Когда он остановил повозку у ее калитки, она не стала слезать. Она сидела, пока он не спрыгнул на землю; он обошел повозку, приблизился к ней, а она все сидела, крепко держа в одной руке зонтик, а в другой топор, сидела, пока он не позвал ее по имени. Тогда она зашевелилась; он поднял ее, помог ей сойти; она была почти такой же легкой, как Клити; она двигалась как заводная кукла; поддерживая ее, он прошел с нею в калитку, по короткой дорожке ввел в кукольный домик, зажег свет и посмотрел на ее неподвижное, как у лунатика, лицо, на широко раскрытые глаза, на руки, все еще сжимавшие топор и зонтик, на шаль и черное платье, забрызганные грязью при падении, на черную шляпку, сбившуюся набок от толчка. «Вам теперь лучше?» — спросил он.

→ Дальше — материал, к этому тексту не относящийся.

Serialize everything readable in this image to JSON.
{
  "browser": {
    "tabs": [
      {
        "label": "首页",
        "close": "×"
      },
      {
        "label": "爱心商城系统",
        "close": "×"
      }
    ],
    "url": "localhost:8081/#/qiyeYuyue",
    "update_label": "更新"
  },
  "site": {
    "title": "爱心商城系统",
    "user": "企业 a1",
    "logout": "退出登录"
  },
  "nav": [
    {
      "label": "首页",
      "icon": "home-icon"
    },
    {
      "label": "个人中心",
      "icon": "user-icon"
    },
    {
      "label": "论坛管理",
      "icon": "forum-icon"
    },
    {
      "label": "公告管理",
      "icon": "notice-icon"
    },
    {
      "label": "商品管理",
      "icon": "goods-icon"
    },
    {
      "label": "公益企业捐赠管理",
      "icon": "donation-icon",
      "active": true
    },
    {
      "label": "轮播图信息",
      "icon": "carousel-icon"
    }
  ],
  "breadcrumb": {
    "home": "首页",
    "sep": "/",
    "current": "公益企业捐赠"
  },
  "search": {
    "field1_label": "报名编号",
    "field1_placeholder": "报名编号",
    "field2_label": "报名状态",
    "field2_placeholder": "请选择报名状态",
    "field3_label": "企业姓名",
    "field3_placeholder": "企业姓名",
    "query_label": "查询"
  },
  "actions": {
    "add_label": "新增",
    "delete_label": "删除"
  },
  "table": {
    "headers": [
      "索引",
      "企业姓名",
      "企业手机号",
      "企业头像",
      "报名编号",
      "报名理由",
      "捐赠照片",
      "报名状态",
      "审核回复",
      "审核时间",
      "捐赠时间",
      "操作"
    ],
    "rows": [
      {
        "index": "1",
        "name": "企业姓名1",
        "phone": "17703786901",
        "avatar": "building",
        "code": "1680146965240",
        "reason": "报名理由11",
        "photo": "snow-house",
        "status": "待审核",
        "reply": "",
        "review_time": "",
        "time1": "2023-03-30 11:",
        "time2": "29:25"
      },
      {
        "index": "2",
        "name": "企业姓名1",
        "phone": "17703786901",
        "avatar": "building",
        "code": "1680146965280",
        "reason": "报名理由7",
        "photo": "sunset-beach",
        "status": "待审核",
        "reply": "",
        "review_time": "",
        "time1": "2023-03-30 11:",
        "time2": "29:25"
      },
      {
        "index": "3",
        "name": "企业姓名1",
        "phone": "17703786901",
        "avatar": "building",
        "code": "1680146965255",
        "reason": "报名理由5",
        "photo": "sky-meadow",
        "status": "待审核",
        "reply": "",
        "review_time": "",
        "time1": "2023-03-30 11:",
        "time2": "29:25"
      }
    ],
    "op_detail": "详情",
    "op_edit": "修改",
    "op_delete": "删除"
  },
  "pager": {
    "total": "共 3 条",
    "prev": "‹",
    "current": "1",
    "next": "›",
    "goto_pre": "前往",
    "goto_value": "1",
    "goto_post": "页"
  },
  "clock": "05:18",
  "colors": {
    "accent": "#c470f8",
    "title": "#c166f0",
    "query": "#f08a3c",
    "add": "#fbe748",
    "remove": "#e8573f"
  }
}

«Да, — сказала она. — Да, мне лучше. Спокойной ночи». «Не спасибо, просто спокойной ночи», — подумал он; выйдя из дому и возвращаясь к повозке, он быстро и глубоко дышал, чувствуя, что готов пуститься бегом, спокойно думая: «Господи. Господи. Господи», с трудом вдыхая темный, мертвый, пышущий жаром раскаленной печи ночной воздух, глядя на небо, в котором висели свирепые равнодушные звезды. В его доме было темно; заворачивая в переулок и подъезжая к конюшне, он все еще хлестал кнутом лошадь. Он выскочил из повозки, выпряг кобылу, сорвал с нее сбрую; не останавливаясь, чтобы повесить сбрую на стену, швырнул ее в чулан и, обливаясь потом, тяжело дыша, повернул наконец к дому и только тогда пустился бежать. Он ничего не мог с собой поделать. Ему было всего двадцать лет; он не чувствовал страха — ведь то, что он там увидел, не могло ему повредить, но он все равно бежал; даже войдя в знакомый темный дом, он, держа в руках башмаки, все еще продолжал бежать; бегом поднялся по лестнице, ворвался в свою комнату и поспешно, обливаясь потом, тяжело дыша, начал раздеваться. «Хорошо бы принять ванну», — подумал он; потом, лежа нагишом на кровати, он вытирал рубашкой мокрое от пота тело; он все еще потел и задыхался, и потому, когда он до боли в глазных мышцах напрягал зрение в темноте и, все еще сжимая в руках почти совсем просохшую рубашку, произнес: «Я, кажется, уснул», ничто не изменилось, все было как раньше: во сне, как наяву, он шел по этому верхнему коридору между облупившимися стенами под треснувшим потолком, шел к слабому свету, который падал из последней двери, и, остановившись там, сказал: «Нет. Нет»; потом: «Но ведь я должен. Мне надо» — и вошел, вступил в пустую душную комнату, где ставни тоже были закрыты, где вторая лампа тускло горела на грубо сколоченном столе; во сне, как наяву, все было то же: кровать, желтые простыни и наволочка, на подушке исхудалое желтое лицо с закрытыми, почти прозрачными веками, исхудалые руки скрещены на груди, словно это уже труп; во сне; как наяву, все было то же и будет то же вечно, до тех пор, пока он жив:
Вы…?
Генри Сатпен.
Вы, здесь уже…?
Четыре года.
Вы вернулись домой…?
Умирать. Да.
Умирать?
Да. Умирать.
Вы здесь уже…?
Четыре года.
Вы…?
Генри Сатпен.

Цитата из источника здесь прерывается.